Ex-leaders of Massachusetts veterans’ home avoid prison over COVID outbreak

Reuters

By Nate Raymond

BOSTON (Reuters) – Two former leaders of a Massachusetts veterans’ home that was the site of one of the deadliest COVID-19 outbreaks at a U.S. long-term care facility on Tuesday resolved criminal neglect charges against them without having to go to prison.

Former Holyoke Soldiers’ Home Superintendent Bennett Walsh and former Medical Director David Clinton withdrew their previous not guilty pleas during hearings in Hampshire Superior Court and admitted there were facts sufficient to find them guilty of the charges against them, prosecutors said.


The case had been set to go to trial next week. State prosecutors had asked for both men to be sentenced to one year of home confinement, with three years of probation.

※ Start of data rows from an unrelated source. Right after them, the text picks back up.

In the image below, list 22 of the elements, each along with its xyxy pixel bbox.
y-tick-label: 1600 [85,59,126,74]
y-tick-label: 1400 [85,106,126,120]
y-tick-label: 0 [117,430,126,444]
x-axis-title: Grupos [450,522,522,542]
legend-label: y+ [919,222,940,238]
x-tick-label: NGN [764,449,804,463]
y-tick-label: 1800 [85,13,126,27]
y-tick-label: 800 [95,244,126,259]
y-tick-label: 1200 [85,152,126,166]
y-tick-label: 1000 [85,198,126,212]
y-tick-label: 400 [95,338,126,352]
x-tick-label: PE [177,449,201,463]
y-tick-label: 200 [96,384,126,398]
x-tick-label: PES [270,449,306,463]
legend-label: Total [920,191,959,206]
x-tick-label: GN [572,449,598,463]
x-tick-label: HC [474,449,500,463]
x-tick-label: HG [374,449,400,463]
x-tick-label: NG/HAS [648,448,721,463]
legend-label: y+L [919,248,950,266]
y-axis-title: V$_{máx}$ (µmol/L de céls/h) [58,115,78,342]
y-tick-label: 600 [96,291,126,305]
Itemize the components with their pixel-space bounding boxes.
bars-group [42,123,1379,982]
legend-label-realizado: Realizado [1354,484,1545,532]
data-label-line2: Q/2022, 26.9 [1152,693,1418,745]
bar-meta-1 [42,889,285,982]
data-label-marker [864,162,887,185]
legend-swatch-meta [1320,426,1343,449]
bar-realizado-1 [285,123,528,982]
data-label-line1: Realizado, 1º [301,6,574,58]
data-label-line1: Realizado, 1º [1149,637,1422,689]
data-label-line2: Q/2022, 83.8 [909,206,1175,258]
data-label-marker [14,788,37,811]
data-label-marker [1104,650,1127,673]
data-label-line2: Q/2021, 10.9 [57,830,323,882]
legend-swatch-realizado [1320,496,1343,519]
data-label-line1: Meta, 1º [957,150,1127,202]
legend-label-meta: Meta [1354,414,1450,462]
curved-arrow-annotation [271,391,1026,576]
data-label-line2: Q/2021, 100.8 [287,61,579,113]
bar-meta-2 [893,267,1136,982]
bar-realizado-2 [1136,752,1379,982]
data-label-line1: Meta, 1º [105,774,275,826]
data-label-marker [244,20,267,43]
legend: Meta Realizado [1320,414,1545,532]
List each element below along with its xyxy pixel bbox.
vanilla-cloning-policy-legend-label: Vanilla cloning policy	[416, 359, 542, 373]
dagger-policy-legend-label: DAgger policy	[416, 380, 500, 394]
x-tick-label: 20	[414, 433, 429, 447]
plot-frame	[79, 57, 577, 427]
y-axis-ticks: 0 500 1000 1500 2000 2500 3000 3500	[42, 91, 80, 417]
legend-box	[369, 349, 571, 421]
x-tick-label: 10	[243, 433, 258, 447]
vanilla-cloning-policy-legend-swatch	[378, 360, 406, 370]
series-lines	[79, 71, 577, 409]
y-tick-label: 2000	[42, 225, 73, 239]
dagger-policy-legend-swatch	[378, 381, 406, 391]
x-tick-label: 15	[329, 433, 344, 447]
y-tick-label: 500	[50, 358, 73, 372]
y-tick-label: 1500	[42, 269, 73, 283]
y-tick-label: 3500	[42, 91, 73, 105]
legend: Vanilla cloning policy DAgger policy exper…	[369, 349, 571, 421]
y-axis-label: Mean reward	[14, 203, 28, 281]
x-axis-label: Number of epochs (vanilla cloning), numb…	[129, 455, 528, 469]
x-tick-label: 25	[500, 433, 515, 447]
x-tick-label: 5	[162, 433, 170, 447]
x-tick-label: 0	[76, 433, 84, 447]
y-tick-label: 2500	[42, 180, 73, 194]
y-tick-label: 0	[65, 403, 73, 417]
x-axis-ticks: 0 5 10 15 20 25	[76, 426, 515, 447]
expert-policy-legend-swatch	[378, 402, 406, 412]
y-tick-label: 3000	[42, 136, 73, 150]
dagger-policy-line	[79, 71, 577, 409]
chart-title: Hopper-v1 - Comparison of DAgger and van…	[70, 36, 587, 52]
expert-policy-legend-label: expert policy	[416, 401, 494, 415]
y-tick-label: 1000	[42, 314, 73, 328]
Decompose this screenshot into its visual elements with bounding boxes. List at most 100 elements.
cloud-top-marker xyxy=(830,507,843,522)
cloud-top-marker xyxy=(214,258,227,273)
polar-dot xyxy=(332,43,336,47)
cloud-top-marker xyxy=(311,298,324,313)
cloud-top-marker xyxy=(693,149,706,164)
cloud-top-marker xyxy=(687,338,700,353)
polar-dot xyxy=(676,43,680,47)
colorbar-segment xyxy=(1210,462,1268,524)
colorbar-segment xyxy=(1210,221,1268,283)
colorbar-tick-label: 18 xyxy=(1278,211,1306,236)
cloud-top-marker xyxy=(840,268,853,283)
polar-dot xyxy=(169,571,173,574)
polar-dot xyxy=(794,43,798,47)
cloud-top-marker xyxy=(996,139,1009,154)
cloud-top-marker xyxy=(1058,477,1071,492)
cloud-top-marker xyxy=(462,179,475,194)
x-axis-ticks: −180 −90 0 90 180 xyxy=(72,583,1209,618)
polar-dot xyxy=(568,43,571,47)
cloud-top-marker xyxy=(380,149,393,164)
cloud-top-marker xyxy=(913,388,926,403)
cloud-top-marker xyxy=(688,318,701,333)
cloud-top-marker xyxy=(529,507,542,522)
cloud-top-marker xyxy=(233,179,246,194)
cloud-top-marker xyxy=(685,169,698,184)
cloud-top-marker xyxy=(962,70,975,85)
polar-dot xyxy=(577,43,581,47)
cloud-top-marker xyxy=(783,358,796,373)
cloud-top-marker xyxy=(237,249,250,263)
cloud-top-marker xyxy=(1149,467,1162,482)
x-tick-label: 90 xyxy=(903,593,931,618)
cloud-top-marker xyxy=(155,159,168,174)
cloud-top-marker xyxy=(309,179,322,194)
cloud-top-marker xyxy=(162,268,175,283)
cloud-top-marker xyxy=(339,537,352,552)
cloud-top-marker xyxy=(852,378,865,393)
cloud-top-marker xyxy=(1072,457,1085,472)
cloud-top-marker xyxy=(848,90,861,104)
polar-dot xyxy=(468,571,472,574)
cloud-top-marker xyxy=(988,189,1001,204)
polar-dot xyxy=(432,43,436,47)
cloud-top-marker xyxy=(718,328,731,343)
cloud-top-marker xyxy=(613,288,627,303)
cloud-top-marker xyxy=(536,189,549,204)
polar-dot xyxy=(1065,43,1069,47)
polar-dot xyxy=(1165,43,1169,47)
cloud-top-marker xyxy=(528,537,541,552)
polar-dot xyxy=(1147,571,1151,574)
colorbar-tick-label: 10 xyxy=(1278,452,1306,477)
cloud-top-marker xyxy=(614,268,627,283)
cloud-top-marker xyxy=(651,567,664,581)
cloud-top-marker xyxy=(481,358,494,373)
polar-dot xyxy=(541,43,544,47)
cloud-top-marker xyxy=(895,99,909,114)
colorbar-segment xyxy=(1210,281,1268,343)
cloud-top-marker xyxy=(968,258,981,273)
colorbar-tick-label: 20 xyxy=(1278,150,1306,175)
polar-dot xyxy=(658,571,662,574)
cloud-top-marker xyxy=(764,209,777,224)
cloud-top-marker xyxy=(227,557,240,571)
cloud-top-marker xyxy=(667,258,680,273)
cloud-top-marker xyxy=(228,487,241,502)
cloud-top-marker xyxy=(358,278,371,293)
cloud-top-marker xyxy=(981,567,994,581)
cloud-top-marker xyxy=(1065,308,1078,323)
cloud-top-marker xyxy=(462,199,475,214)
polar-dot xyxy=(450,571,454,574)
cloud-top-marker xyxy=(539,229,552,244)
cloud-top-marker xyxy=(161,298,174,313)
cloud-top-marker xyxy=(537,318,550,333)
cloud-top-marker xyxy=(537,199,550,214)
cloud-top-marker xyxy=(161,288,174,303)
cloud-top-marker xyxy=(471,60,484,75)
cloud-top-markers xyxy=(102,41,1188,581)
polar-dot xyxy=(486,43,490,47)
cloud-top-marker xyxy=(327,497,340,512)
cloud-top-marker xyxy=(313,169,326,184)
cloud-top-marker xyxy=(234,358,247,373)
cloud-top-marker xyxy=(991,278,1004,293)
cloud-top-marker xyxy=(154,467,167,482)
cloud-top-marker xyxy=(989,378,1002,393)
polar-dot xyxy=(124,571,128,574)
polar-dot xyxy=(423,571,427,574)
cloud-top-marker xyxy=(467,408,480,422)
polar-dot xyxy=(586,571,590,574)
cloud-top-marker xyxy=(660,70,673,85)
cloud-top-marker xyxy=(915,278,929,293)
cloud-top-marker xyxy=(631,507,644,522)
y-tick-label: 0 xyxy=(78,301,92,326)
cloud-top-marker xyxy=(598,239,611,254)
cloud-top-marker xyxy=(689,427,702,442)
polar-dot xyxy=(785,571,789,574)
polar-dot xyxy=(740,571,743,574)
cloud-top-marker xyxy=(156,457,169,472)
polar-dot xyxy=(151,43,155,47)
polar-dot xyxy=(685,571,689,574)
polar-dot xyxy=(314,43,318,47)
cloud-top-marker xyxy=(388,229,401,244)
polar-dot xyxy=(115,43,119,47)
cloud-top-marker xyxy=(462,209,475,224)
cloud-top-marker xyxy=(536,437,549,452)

At the urging of defense lawyers, Justice Edward McDonough instead continued the cases against them without a finding of guilt for a three-month period, at which point the charges could be dismissed if they comply with certain conditions.

Those requirements include barring them from working in a nursing home or initiating contact with victims’ families. The judge had previously dismissed the case, but Massachusetts’ highest court revived it last year.

Massachusetts Attorney General Andrea Joy Campbell said she was “disappointed and disheartened” by the judge’s decision. “Today the justice system failed the families who lost their loved ones at the Holyoke Soldiers’ Home,” Campbell said.

The coronavirus caused severe illness and death in many nursing homes nationally, and the outbreak in the 247-bed, state-run facility in Holyoke was one of the deadliest.

In bringing the charges in September 2020, then-Massachusetts Attorney General Maura Healey, now the state’s Democratic governor, touted the criminal case as the first in the country tied to a COVID-19 outbreak at a nursing facility.

The case focused on a March 2020 decision to consolidate two dementia units, which prosecutors said put residents who tested positive for COVID-19 close to ones without symptoms and increased the risk that residents would contract the virus.

Prosecutors accused Walsh and Clinton of criminal neglect in the case of five veterans, saying the merger increased the danger they faced by putting them in essentially an incubator for COVID.

Walsh’s lawyer, Michael Jennings, in court on Tuesday stressed how “poorly understood” the virus was at the beginning of the pandemic, before vaccines were available, and how, like his predecessors, the Marine Corps veteran lacked training to lead a nursing facility.

The state of Massachusetts in 2022 agreed to pay nearly $58 million to resolve a lawsuit by families of veterans who contracted COVID-19 during the outbreak.